From “Growing in the character of a disciple”: Chapter 11 – The complications that arise when we tell the truth, and a look at some exceptional situations where we could lie
Ever since God established the separate nations of the earth, at the time of the Tower of Babel, nations have gone to war with each other. Sometimes they have been justified in doing so, at least the non-aggressor, which is defending itself. In warfare soldiers kill each other. Since the twentieth century, they also kill civilians. You will have your own view of this, but mine is that warfare can be justified in certain circumstances. That means that the killing of men can be justified, where it is essential in pursuit of a legitimate war.
If that is so, then it follows that one is entitled to use deception as a weapon of war, i.e. to trick and mislead the enemy so that its performance is impaired. Such deception may save the lives of your own men. It may also cost the lives of the enemy’s men. But, it would be justified, in my view, provided that the war itself is justified.
So, to reduce it to a phrase we could say that “If you’re morally entitled to kill a man, then you may be entitled to lie to him”. Thus we have another exception where we may be entitled to tell a lie. An example of this would be where the Allies sought to trick Hitler into believing that the invasion of France would come at Calais. In fact it came at Normandy. That process of deception saved many lives.

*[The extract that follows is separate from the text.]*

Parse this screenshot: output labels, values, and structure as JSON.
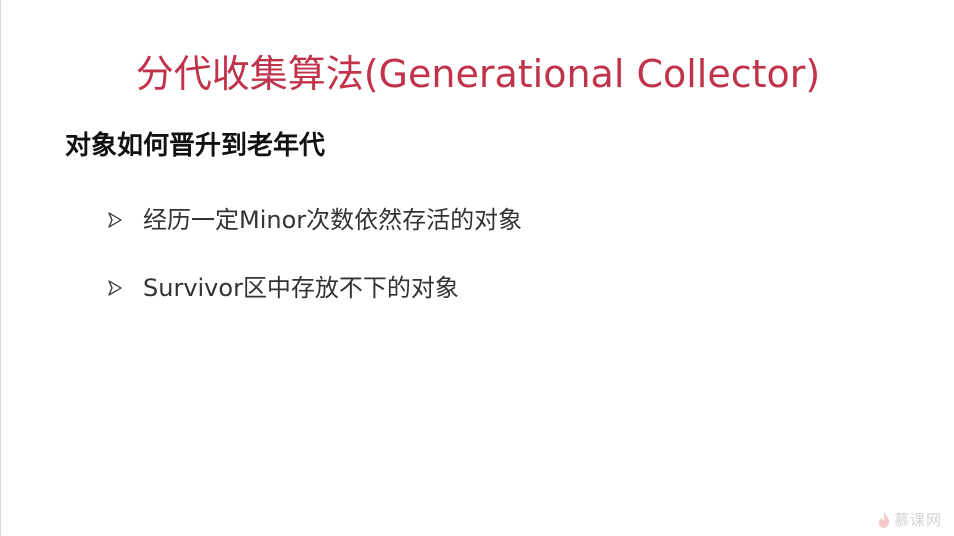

Hitler insisted on keeping a number of German Panzer divisions tied down at Calais, even after the Normandy invasion had begun, because he was so convinced by our elaborate deceptions. These involved fake tanks, aircraft and other military equipment being stockpiled near Dover and fake radio messages being broadcast by fake divisions which did not even exist. It was all done so that the Germans would think that the real invasion would come at Calais.